The write logic is split into two modes: byte and word addressing. Word addressing is the more general case in the testbenches written therefore this was set to default.

In word addressing, the input signal, write_data[], is written to the word, whereas in byte addressing, it is written to the specified byte.

For the design of the two-way associative cache, the following cache line was implemented:

/* two-way set associative cache (62 bits x2 so 124 total)
        |  v  |  u  |  tag |   data   |  v  |  u  | tag  |  data  |
        | [1] | [2] | [27] |   [32]   | [1] | [2] | [27] |  [32]  |
    
        // Two ways, and in each way there is 1 block

        Memory address: (byte addressing) (32 bits)
            | tag     | set    | byte offset |
            | [27]    | [3]    |      [2]    |
            | a[31:5] | a[4:2] | a[1:0]      |
*/

This cacheline contains two sets of data and contains the USE bit, which is implemented to include a replacement policy to reduce the number of conflicts.

Simulation and Testing

Extensive regression testing and data analysis has been done on the cache.
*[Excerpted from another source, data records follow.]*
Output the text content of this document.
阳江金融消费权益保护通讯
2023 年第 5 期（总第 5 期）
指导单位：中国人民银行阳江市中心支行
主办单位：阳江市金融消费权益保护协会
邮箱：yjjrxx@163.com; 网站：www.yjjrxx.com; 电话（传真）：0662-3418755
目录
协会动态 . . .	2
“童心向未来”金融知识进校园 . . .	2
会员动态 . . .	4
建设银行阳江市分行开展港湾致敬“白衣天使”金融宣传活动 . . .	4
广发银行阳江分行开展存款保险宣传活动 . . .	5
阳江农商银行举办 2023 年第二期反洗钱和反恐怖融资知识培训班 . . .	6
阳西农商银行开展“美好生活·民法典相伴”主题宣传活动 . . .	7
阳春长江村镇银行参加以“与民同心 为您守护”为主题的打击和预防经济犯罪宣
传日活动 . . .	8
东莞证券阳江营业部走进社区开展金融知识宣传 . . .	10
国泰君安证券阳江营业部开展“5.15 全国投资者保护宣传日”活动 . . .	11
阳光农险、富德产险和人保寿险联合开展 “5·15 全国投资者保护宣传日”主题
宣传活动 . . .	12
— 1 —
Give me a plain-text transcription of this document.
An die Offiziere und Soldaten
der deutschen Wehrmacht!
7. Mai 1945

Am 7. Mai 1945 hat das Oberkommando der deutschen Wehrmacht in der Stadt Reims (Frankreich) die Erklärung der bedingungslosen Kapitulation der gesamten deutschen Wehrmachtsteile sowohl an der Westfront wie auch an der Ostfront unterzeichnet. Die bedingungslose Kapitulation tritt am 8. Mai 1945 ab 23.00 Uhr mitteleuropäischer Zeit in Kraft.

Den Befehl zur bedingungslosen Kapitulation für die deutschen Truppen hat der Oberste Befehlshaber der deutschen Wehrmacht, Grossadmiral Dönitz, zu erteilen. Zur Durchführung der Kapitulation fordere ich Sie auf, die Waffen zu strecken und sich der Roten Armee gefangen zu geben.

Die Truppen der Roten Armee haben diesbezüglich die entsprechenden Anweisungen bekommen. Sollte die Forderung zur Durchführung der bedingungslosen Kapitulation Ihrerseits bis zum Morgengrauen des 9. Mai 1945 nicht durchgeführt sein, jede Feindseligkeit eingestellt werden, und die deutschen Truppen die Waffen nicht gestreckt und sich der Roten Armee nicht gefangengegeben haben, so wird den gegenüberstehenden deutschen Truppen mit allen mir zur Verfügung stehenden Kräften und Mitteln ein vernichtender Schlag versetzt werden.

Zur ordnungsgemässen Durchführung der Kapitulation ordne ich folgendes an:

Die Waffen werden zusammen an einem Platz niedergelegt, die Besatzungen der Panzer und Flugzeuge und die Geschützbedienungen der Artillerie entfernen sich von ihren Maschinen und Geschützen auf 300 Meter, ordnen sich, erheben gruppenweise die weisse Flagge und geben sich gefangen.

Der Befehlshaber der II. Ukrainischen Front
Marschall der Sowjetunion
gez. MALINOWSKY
The explanation for the work behind the testing and data analysis is discussed in detail in testing.md - please have a read.

Performance Analysis

Memory performance was tested by calculating the HIT and MISS rates for accessing data in the actual memory level when implementing instructions. The resulting HIT rates are represented in the following graph:

hit rates

Among the observed HIT rates for all conducted tests, a notable median value of 50.0% emerges. This figure signifies that the main memory was accessed half the time, reflecting an enhanced memory performance. This metric is indicative of an efficient cache utilization, where a significant portion of requested data is found in the cache, reducing the need to access slower main memory.

Conclusion

Even though the cache implemented is just a "toy implementation" which shows the behaviour of real-life cache, the results from performance analysis gives us a glimpse of the potential of cache and how actual memory and replacement policies can be written in industry.